[原子力産業新聞] 2005年12月1日 第2310号 <4面>

[日本原子力文化振興財団] 原子力の日記念シンポ開催

 日本原子力文化振興財団は11月7日、東京・有楽町の朝日ホールでシンポジウム「ジュネーブ国際会議から50年」を開催(=写真)、技術者、ジャーナリスト、若手タレントによる座談会を通じて、日本の原子力平和利用の将来について考察した。

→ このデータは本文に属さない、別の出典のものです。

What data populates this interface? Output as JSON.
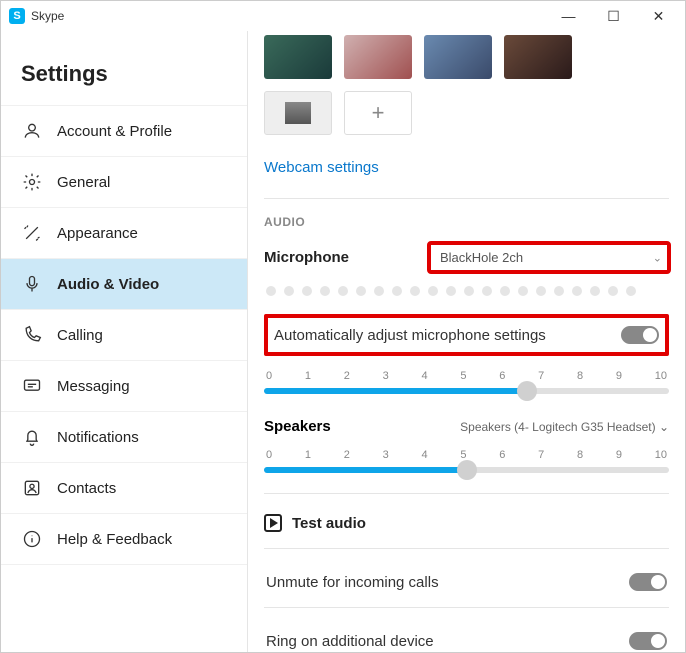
{
  "titlebar": {
    "app_name": "Skype"
  },
  "sidebar": {
    "heading": "Settings",
    "items": [
      {
        "label": "Account & Profile"
      },
      {
        "label": "General"
      },
      {
        "label": "Appearance"
      },
      {
        "label": "Audio & Video"
      },
      {
        "label": "Calling"
      },
      {
        "label": "Messaging"
      },
      {
        "label": "Notifications"
      },
      {
        "label": "Contacts"
      },
      {
        "label": "Help & Feedback"
      }
    ]
  },
  "content": {
    "webcam_link": "Webcam settings",
    "audio_section": "AUDIO",
    "microphone_label": "Microphone",
    "microphone_value": "BlackHole 2ch",
    "auto_adjust_label": "Automatically adjust microphone settings",
    "mic_slider": {
      "value": 6.5,
      "scale": [
        "0",
        "1",
        "2",
        "3",
        "4",
        "5",
        "6",
        "7",
        "8",
        "9",
        "10"
      ]
    },
    "speakers_label": "Speakers",
    "speakers_value": "Speakers (4- Logitech G35 Headset)",
    "spk_slider": {
      "value": 5.0,
      "scale": [
        "0",
        "1",
        "2",
        "3",
        "4",
        "5",
        "6",
        "7",
        "8",
        "9",
        "10"
      ]
    },
    "test_audio": "Test audio",
    "unmute_label": "Unmute for incoming calls",
    "ring_label": "Ring on additional device"
  }
}
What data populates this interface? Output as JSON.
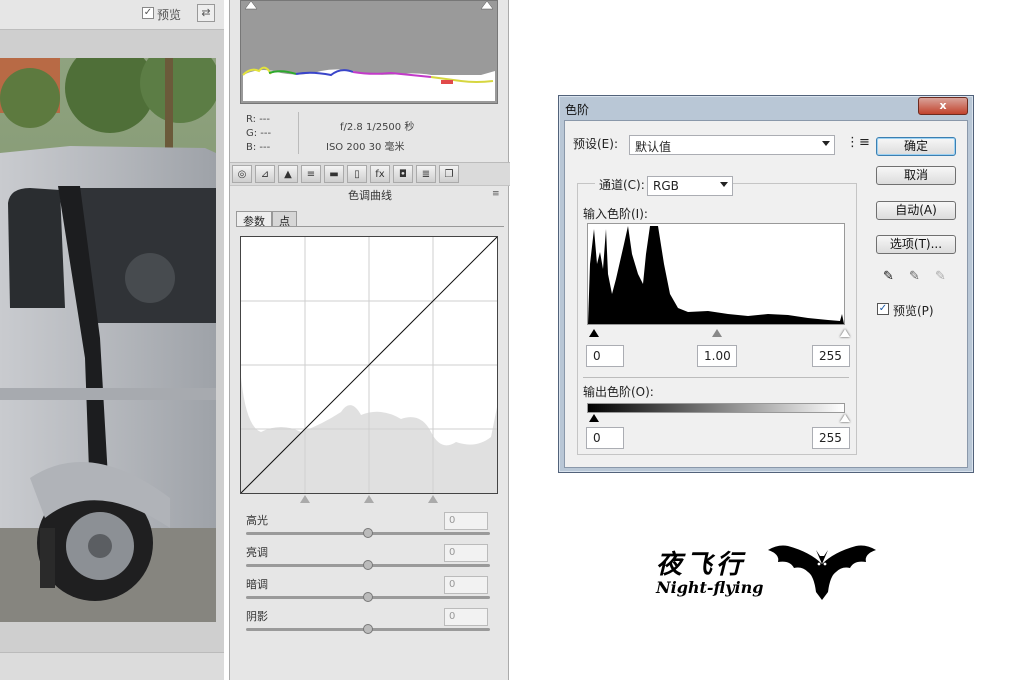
{
  "left_panel": {
    "preview_label": "预览",
    "preview_checked": true
  },
  "acr": {
    "readout": {
      "r": "R: ---",
      "g": "G: ---",
      "b": "B: ---",
      "exposure": "f/2.8   1/2500 秒",
      "iso": "ISO 200   30 毫米"
    },
    "toolbar_icons": [
      "aperture-icon",
      "tone-curve-icon",
      "detail-icon",
      "hsl-icon",
      "split-toning-icon",
      "lens-icon",
      "fx-icon",
      "camera-calibration-icon",
      "presets-icon",
      "snapshots-icon"
    ],
    "toolbar_glyphs": [
      "◎",
      "⊿",
      "▲",
      "≡",
      "▬",
      "▯",
      "fx",
      "◘",
      "≣",
      "❐"
    ],
    "section_title": "色调曲线",
    "tabs": [
      "参数",
      "点"
    ],
    "sliders": [
      {
        "label": "高光",
        "value": "0"
      },
      {
        "label": "亮调",
        "value": "0"
      },
      {
        "label": "暗调",
        "value": "0"
      },
      {
        "label": "阴影",
        "value": "0"
      }
    ]
  },
  "levels_dialog": {
    "title": "色阶",
    "close_glyph": "x",
    "preset_label": "预设(E):",
    "preset_value": "默认值",
    "channel_label": "通道(C):",
    "channel_value": "RGB",
    "input_label": "输入色阶(I):",
    "input_values": {
      "black": "0",
      "gamma": "1.00",
      "white": "255"
    },
    "output_label": "输出色阶(O):",
    "output_values": {
      "black": "0",
      "white": "255"
    },
    "buttons": {
      "ok": "确定",
      "cancel": "取消",
      "auto": "自动(A)",
      "options": "选项(T)..."
    },
    "preview_label": "预览(P)",
    "preview_checked": true
  },
  "watermark": {
    "cn": "夜飞行",
    "en": "Night-flying"
  }
}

 冒頭、わが国原子力開発の黎明期に尽力した中曽根康弘世界平和研究所会長による基調講演(柳本卓治衆議院議員が代読)が行われた。同氏は1954年の原子力予算初計上、経済企画庁原子力室設置に始まる日本の原子力政策は、@政府の長期的国策A法律と予算措置の保証B真に実力ある学者の選択――の3原則が重要な出発点だったと強調。55年の国連原子力平和利用国際会議(ジュネーブ)への出席や、海外視察では宿でステテコ姿の激論を交わしたことなど、当時を振り返った。またその後、科学技術庁の設立、議員立法による原子力関連8法案など、「思い切った全く官僚色のない政策」が推し進めるなど、自身ら政治家たちが大局的判断から原子力政策に身を投じてきたことは国家への貢献だったとし、今後に向け、政治による過度の干渉を防ぎ、ジャーナリズムとの連携を緊密にとりつつ、研究成果を国民に還元していくという決意を披露した。

 続いて、井川陽次郎読売新聞論説委員、サイエンスライターの竹内薫氏、NHKの科学番組で司会をする眞鍋かをり氏、山名元京都大学原子炉実験所教授をパネリストに「これからの原子力利用に思う」と題する座談会が行われた。

 その中で井川論説委員は、原子力推進には政治的イデオロギーが絡んでいる難しさを示し、一方、竹内氏は渡米時に経験した大停電の教訓から、「ものはなくなってみて初めて価値がわかる」として、原子力エネルギーに替わる資源がわが国にはない現状と、立地問題を「グローバルな視点とローカルな視点の対立」とみて課題を提起した。また、愛媛県出身の眞鍋氏は、電力がもたらす生活の豊かさのレベルを落としたくない気持ちを訴えたほか、地元伊方発電所を訪れた際、安全面への説明が熱心だったことを発言した。

 議論は引き続き、コミュニケーションのあり方に移り、山名教授は、一般人にわかりやすく伝えることが必要なのだが、そのアクション不足により信頼を欠いてきたとして、科学者の立場からの反省を述べた。自らのホームページでブログを公開している眞鍋氏は、「一語一句誤解を生まないよう心がけている」ほか、「リアルなこと」が信頼を損なわぬ要点であると強調した。また竹内氏は、執筆の際、一般人向けに「数式を翻訳する」苦労を示し、山名教授は、これに対して、原子力では「リスクを抑えてメリットを活用していくというバランス」が伝わるよう、数字の意味を説明することも難関だとして、国民と対話しながらわかりやすい原子力を創り上げていく必要などを掲げて議論を結んだ。